Cahaya yang melewati lensa selanjutnya akan membentuk bayangan yang kemudian ditangkap oleh retina. Retina merupakan sel yang sensitif terhadap cahaya matahari atau syaraf penerima rangsang sinar (fotoreseptor) yang terletak pada bagian belakang mata. Retina terdiri dari dua macam sel fotoreseptor, yaitu sel batang dan sel kerucut.
Sel kerucut memungkinkan kamu melihat warna, tetapi membutuhkan cahaya yang lebih terang dibandingkan sel batang. Sel batang akan menunjukkan responsnya ketika berada pada tempat yang redup. Sel batang mampu menerima rangsang sinar tidak bewarna, jumlahnya sekitar 125 juta. Sel kerucut mampu menerima rangsang sinar yang kuat dan warna, jumlahnya 6,5 - 7 juta.

retina manusia
Ketika sel kerucut menyerap cahaya, maka akan terjadi reaksi kimia. Reaksi kimia ini akan menghasilkan impuls saraf yang kemudian ditransmisikan ke otak oleh saraf mata. Sel batang akan menunjukkan responsnya ketika berada pada tempat yang redup. Selsel batang mengandung pigmen yang disebut rodopsin, yaitu senyawa antara vitamin A dan protein. Bila terkena sinar terang rodopsin terurai, dan terbentuk kembali menjadi rodopsin pada keadaan gelap. Pembentukan kembali rodopsin memerlukan waktu yang disebut adaptasi gelap atau adaptasi rodopsin. Pada saat itu mata sulit untuk melihat.

Sekarang kamu mengetahui mengapa vitamin A penting bagi kesehatan mata. Sel kerucut mengandung pigmen iodopsin, yaitu senyawa antara retinin dan opsin. Ada tiga macam sel kerucut yang masing-masing peka terhadap warna merah, biru, dan hijau. Akibatnya, kamu dapat melihat seluruh spektrum warna kombinasi dari ketiga warna.

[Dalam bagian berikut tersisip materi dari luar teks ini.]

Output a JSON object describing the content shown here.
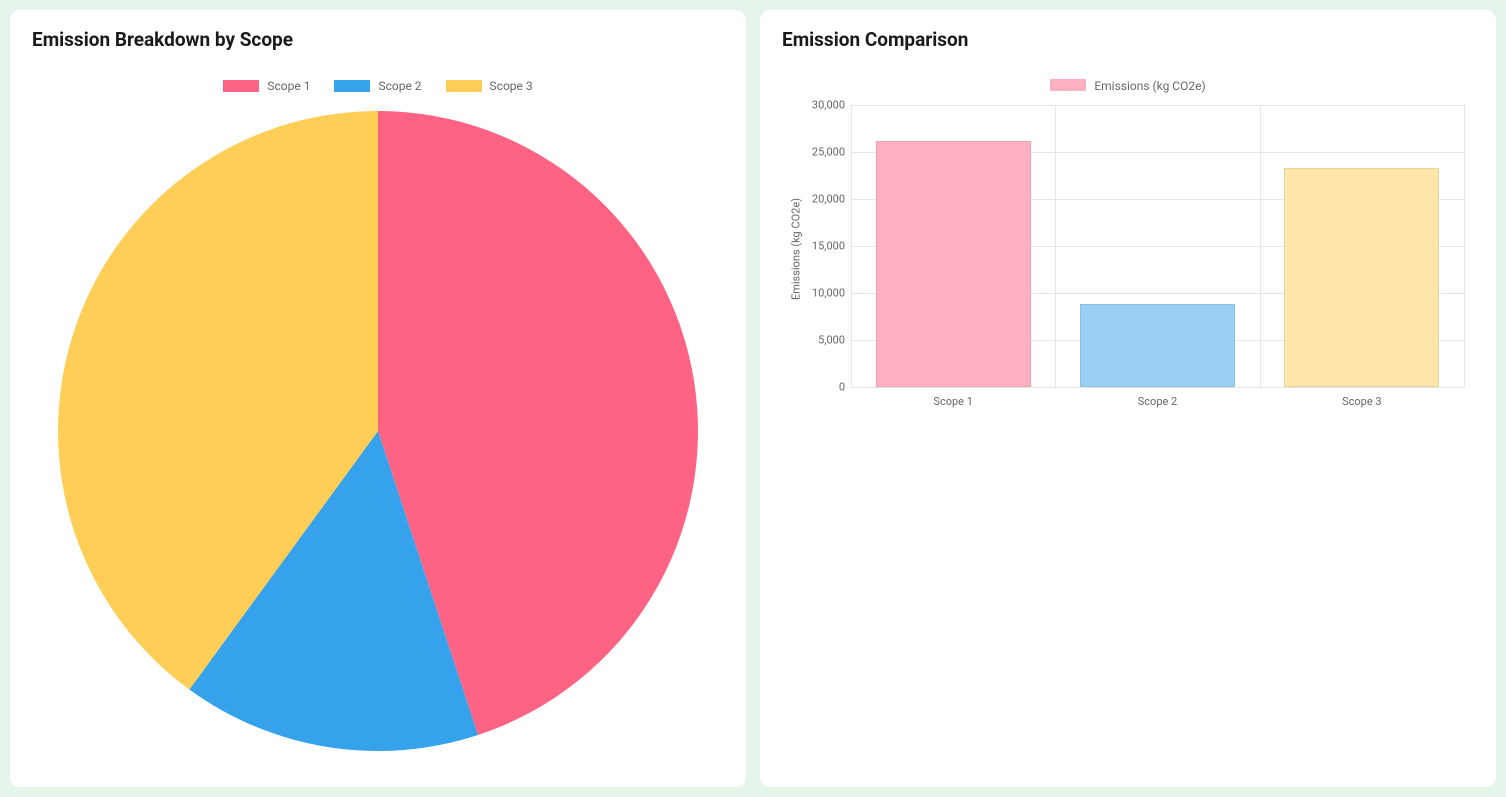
{
  "left": {
    "title": "Emission Breakdown by Scope",
    "legend": [
      "Scope 1",
      "Scope 2",
      "Scope 3"
    ]
  },
  "right": {
    "title": "Emission Comparison",
    "legend": "Emissions (kg CO2e)",
    "y_axis_title": "Emissions (kg CO2e)",
    "y_ticks": [
      "0",
      "5,000",
      "10,000",
      "15,000",
      "20,000",
      "25,000",
      "30,000"
    ],
    "x_labels": [
      "Scope 1",
      "Scope 2",
      "Scope 3"
    ]
  },
  "colors": {
    "scope1_strong": "#ff6384",
    "scope2_strong": "#36a2eb",
    "scope3_strong": "#ffce56",
    "scope1_light": "#ffb1c1",
    "scope2_light": "#9ad0f5",
    "scope3_light": "#ffe6aa"
  },
  "chart_data": [
    {
      "type": "pie",
      "title": "Emission Breakdown by Scope",
      "categories": [
        "Scope 1",
        "Scope 2",
        "Scope 3"
      ],
      "values": [
        26200,
        8800,
        23300
      ]
    },
    {
      "type": "bar",
      "title": "Emission Comparison",
      "categories": [
        "Scope 1",
        "Scope 2",
        "Scope 3"
      ],
      "values": [
        26200,
        8800,
        23300
      ],
      "series_name": "Emissions (kg CO2e)",
      "xlabel": "",
      "ylabel": "Emissions (kg CO2e)",
      "ylim": [
        0,
        30000
      ],
      "y_step": 5000
    }
  ]
}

d. Gangguan pada Indera Penglihatan


Adakah teman kamu yang menggunakan kacamata?
Atau bahkan kamu sendiri menggunakan kacamata?
Seseorang yang mempunyai penglihatan yang sehat, akan dapat melihat benda dekat secara jelas pada jarak kira-kira 25 cm atau lebih.
Hal ini berarti pada orang normal bayangan yang dibentuk jatuh tepat pada retina. Jika seseorang memiliki gangguan pada penglihatannya maka dia tidak akan dapat melihat objek dengan jelas pada jarak tersebut. Hal ini menyebabkan mereka membutuhkan alat bantu penglihatan berupa kacamata seperti yang dikenakan oleh teman kamu atau bahkan kamu kenakan sendiri.
Kacamata tersebut berfungsi untuk memfokuskan cahaya sehingga dapat jatuh tepat pada retina.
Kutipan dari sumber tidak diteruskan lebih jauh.